What the Hell. It's not like our fleet could lose a battle, apparently.

Why was I not notified of this?

Back in the 1990s it was sort of agreed that between the nuclear subs and the long range aircraft of American carriers, American surface warships no longer needed long range (over the horizon) anti-ship missiles. So in the late 1990s the U.S. stopped building warships that could fire Harpoon (the U.S. long range anti-ship missile) and took Harpoon off some ships that already had them.

By the early 2030s, Strategypage writes, we won't have any surface ships with Harpoon.

Oh but no worries:

But at the moment the navy brass considers this a non-problem and points out that it is working on a new long range anti-ship missile for surface ships and it should be ready in 10-15 years. Meanwhile, ships have some anti-aircraft missiles that can be fired at enemy ships, but only those that can be detected by surface radar (up to about 28 kilometers away). This is sufficient for coastal operations, and if there is threat of a major war (as with China), some U.S. ships could be equipped with encapsulated Harpoons within a few months.

Yeah, weapons development will be smooth and defense spending will allow this.

In an age when the Navy struggles for numbers and the Chinese navy is getting bigger and better armed and trained, one would think that anti-ship missiles for our surface ships wouldn't be considered a luxury. Really, we'll always have submarines and aircraft available to shoot anti-ship missiles for the surface ships? How many subs are forward deployed in the western Pacific? Have our admirals suddenly gotten confident that they can sail our carriers close to Chinese land-based aircraft and missiles to provide that air support?

We don't mind making Chinese problems simpler by letting them know our surface ships are defanged when over the horizon?

And in what world is it considered okay that we could get Harpoons on some of our ships in a few months? Are we really assuming that no campaign that lasts less than that really counts? We really think that we could hang back for three months while we arm our surface ships?

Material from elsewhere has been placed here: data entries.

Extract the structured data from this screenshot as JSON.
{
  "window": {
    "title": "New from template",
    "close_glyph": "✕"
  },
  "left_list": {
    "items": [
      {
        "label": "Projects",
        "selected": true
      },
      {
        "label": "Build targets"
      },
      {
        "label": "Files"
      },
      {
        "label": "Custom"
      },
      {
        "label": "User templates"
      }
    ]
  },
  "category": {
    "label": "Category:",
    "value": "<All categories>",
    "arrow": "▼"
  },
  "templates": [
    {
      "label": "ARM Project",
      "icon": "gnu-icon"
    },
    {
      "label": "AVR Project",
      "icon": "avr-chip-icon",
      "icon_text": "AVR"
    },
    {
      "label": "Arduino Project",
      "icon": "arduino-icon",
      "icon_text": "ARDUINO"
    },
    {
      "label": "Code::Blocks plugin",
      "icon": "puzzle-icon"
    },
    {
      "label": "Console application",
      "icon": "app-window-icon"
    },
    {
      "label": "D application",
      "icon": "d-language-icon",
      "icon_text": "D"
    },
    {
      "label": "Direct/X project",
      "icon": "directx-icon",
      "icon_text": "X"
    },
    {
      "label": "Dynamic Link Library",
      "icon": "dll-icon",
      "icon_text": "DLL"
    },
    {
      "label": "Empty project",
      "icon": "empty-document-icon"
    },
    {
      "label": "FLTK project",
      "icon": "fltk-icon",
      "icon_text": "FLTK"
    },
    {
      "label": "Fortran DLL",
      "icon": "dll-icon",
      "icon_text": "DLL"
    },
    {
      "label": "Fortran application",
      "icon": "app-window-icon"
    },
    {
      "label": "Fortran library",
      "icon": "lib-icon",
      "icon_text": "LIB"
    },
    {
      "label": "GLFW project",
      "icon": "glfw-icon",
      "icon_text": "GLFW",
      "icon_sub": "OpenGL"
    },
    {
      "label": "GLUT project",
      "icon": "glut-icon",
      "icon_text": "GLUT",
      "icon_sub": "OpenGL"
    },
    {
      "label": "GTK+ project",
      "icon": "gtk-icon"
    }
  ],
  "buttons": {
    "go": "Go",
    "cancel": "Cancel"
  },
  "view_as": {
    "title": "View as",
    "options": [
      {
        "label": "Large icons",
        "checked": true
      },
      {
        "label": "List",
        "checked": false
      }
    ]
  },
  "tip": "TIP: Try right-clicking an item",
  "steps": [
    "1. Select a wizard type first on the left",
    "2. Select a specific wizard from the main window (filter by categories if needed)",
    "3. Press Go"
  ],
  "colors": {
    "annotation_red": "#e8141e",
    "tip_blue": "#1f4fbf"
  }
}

Japan, South Korea, the Philippines, Taiwan, Vietnam, and Singapore surely won't mind hanging on until then?

Or do we think we can do fine making do with those non-surface ships that have long-range anti-ship capabilities? Our ships can just bat down enemy long-range missiles with our own missiles and wait for aircraft or subs to sink the offending enemy ship? Or do we charge in hoping to catch a visual so we can use gunfire and Standard anti-aircraft missiles in an anti-ship role?

This is shocking to me. I follow naval matters. I belong to the Naval Institute, and have for more than a couple decades. I don't remember reading anything about this. I guess mentions of the legacy Harpoons led me to assume that we still added them to the fleet's new ships. I knew we weren't putting them on the new littoral combat ship (LCS), but thought that was a size consideration. And maybe the mission modules for surface warfare would have them, I figured.

Really, one of the reasons I haven't had near-term worries about carrier vulnerability is that the proliferation of anti-ship missiles in our fleet (namely the Harpoon) has made our entire fleet an anti-ship weapon. Until Harpoon, our offensive power was concentrated in our carrier air wings with other vessels restricted to protecting the carriers. But what I thought I knew was wrong. Harpoons are departing the fleet and only some of our surface warfare officers are worried about that.

This should not be a problem:

A growing number of American surface warfare officers want an encapsulated version of Harpoon that can be fired from the vertical launch cells that carry all of missiles in American warships. That already exists and is sold as an export item.

Give them their Goddamn Harpoons back.

Do we just assume we will always control the seas, and so don't need proven weapons to actually sink enemy ships trying to deny us that control? Why do we assume enemies will be so cooperative?